Of course, the Lakers aren’t done. Or at least they hope they’re not. Per ESPN’s salary cap guru Bobby Marks, the Lakers will have at least $27.8 million in cap space heading into free agency, and it could be more than that. 

The difference between $27.8M and $32.5M is significant. Per Marc Stein of the New York Times, the Lakers plan to pursue Kemba Walker as their main free agent target. Walker’s first-year salary on a max deal would be $32.7 million, so unless he’s willing to take a smaller cut, the Lakers need the higher amount of space to get Walker, or any other max free agent, for that matter, with less than 10 years of service. That would include Kawhi Leonard, Jimmy Butler and Kyrie Irving, among others. 

What will make the difference between the Lakers having the smaller or larger amount of cap space to work with in their attempt to add a third star?

From ESPN’s Adrian Wojnarowski:

If both sides agree to push back the trade call until July 30, Los Angeles will have $32.5 million in room to use in free agency. By waiting the 30 days, Los Angeles would be acting like a team over the cap and would be allowed to use the fourth pick in the draft as salary. If the trade is finalized on July 6, that number will shrink to $27.8 million.

In other words, the Pelicans have to do the Lakers a favor by waiting a month from the start of free agency (June 30) to make the trade official. In doing so, the Pelicans would gain $5 million in cap room on their end, but is that enough incentive to pave the way for the Lakers to sign a third superstar with max money? It’s fair to assume this was discussed and agreed upon, one way or the other, prior to the deal being made. 

If the Lakers do end up with enough money to sign a max free agent to put next to LeBron and Davis — whether it’s Walker or, say, a LeBron reunion with Kyrie — then, and only then, does this team become a legitimate title favorite. Beyond that, Pelinka will have to fill out the roster in a much smarter way than he and Magic Johnson did in the wake of signing LeBron, and he won’t have many resources to do it with all the money spent up. 

This is where Pelinka will earn his money. The Lakers’ name and location landed them LeBron. Rich Paul and LeBron landed them Davis. Pelinka will have to do his work on the margins, signing shooters, switchable defenders, players who “fit” a team that is still largely undeveloped. 

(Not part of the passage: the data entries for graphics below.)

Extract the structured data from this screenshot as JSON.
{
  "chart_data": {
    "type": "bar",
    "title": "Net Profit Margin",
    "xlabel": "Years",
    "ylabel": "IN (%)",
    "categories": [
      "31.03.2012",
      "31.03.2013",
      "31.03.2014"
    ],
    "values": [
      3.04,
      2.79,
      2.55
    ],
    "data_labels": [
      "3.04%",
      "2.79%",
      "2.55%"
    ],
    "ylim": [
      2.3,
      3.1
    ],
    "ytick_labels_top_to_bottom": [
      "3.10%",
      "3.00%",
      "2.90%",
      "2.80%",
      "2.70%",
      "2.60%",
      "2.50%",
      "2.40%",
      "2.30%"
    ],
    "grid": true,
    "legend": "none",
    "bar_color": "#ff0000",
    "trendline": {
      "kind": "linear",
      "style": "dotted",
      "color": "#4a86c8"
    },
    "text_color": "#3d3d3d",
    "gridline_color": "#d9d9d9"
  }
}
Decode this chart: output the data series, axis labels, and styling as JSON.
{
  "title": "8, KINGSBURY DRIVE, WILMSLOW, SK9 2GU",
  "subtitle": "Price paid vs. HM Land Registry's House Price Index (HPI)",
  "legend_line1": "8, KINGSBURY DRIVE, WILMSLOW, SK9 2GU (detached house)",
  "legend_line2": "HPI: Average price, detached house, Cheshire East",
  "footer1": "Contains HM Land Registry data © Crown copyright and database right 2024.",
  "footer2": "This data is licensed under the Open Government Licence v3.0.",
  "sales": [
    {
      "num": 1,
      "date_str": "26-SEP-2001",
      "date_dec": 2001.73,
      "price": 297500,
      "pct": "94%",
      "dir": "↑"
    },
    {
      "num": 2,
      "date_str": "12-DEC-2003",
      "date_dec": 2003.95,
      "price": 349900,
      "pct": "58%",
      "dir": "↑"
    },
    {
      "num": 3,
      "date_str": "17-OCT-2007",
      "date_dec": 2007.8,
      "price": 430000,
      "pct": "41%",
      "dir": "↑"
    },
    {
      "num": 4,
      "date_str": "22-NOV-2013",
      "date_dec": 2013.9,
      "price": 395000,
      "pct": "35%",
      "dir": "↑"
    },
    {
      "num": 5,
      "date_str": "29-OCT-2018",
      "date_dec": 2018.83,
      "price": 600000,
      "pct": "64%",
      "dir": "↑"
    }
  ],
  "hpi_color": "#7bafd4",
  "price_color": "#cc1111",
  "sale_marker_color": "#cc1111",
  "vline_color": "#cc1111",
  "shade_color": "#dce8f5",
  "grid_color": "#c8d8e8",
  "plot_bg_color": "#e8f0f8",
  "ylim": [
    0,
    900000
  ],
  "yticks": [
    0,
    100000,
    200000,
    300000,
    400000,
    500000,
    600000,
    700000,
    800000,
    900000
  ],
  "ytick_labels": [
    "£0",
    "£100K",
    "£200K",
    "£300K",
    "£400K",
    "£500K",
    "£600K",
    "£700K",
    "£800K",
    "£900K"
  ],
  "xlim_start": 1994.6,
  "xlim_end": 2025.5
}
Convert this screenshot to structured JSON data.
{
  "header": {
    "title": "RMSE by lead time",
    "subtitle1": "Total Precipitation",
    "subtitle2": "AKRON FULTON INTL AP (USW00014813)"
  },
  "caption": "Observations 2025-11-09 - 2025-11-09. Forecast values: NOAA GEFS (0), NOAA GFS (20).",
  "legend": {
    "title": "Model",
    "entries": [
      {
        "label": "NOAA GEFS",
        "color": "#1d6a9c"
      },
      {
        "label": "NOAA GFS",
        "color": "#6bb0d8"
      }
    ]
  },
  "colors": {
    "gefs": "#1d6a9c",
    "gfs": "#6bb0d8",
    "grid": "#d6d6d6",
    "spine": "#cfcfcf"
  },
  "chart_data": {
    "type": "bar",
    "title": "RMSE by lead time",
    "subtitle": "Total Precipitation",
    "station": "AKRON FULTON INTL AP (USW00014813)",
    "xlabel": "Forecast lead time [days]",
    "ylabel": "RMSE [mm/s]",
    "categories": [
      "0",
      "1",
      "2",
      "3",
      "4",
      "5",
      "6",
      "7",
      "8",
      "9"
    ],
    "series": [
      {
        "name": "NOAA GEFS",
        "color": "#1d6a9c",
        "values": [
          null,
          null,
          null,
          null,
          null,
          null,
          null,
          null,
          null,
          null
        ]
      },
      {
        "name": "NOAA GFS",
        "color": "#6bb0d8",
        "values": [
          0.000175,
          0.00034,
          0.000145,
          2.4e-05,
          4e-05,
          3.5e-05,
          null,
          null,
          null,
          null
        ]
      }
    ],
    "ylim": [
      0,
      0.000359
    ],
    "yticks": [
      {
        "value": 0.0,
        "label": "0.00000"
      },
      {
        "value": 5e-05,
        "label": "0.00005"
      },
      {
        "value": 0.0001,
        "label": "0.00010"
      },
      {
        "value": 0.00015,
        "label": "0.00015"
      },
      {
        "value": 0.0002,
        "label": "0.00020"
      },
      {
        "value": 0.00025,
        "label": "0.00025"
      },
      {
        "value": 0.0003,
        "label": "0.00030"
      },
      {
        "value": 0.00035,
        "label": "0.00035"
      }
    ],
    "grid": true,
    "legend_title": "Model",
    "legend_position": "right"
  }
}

Along these “fit” lines, the fact that the Lakers kept Kyle Kuzma is no small thing. He’s not the best player of the former young Lakers’ core (I think Lonzo and Ingram are both better, and maybe even Hart), but he probably fits the best next to LeBron as a capable and confident shooter with microwavable scoring abilities, and more importantly, as a willing and instinctual cutter and improvisational player who can provide offense without creating it. We saw Kuzma really mesh with LeBron as a cutter last year. 

Again, you’re going to see rave Lakers reviews for this trade on name value alone. But slow down. We have to see what they do from here. Remember, there was a time when Carmelo Anthony forced the Knicks to trade basically all their depth and most of their future when he could’ve just gone to them a few months later as a free agent. This isn’t exactly the same. Davis would have to wait a full year to go to the Lakers as a free agent next summer, and LeBron is in place whereas the Knicks had nothing left to put alongside Anthony. 

Still, until we see the Lakers do something big with whatever cap space they end up having, it’s just Davis and LeBron, and the latter of those two only has two guaranteed years left in Los Angeles. After that, Davis could be left alone on a team that he forced to give up everything to get him. I don’t think that’s going to happen. But it could. And it’s the job of everyone in the Lakers’ organization to not let it.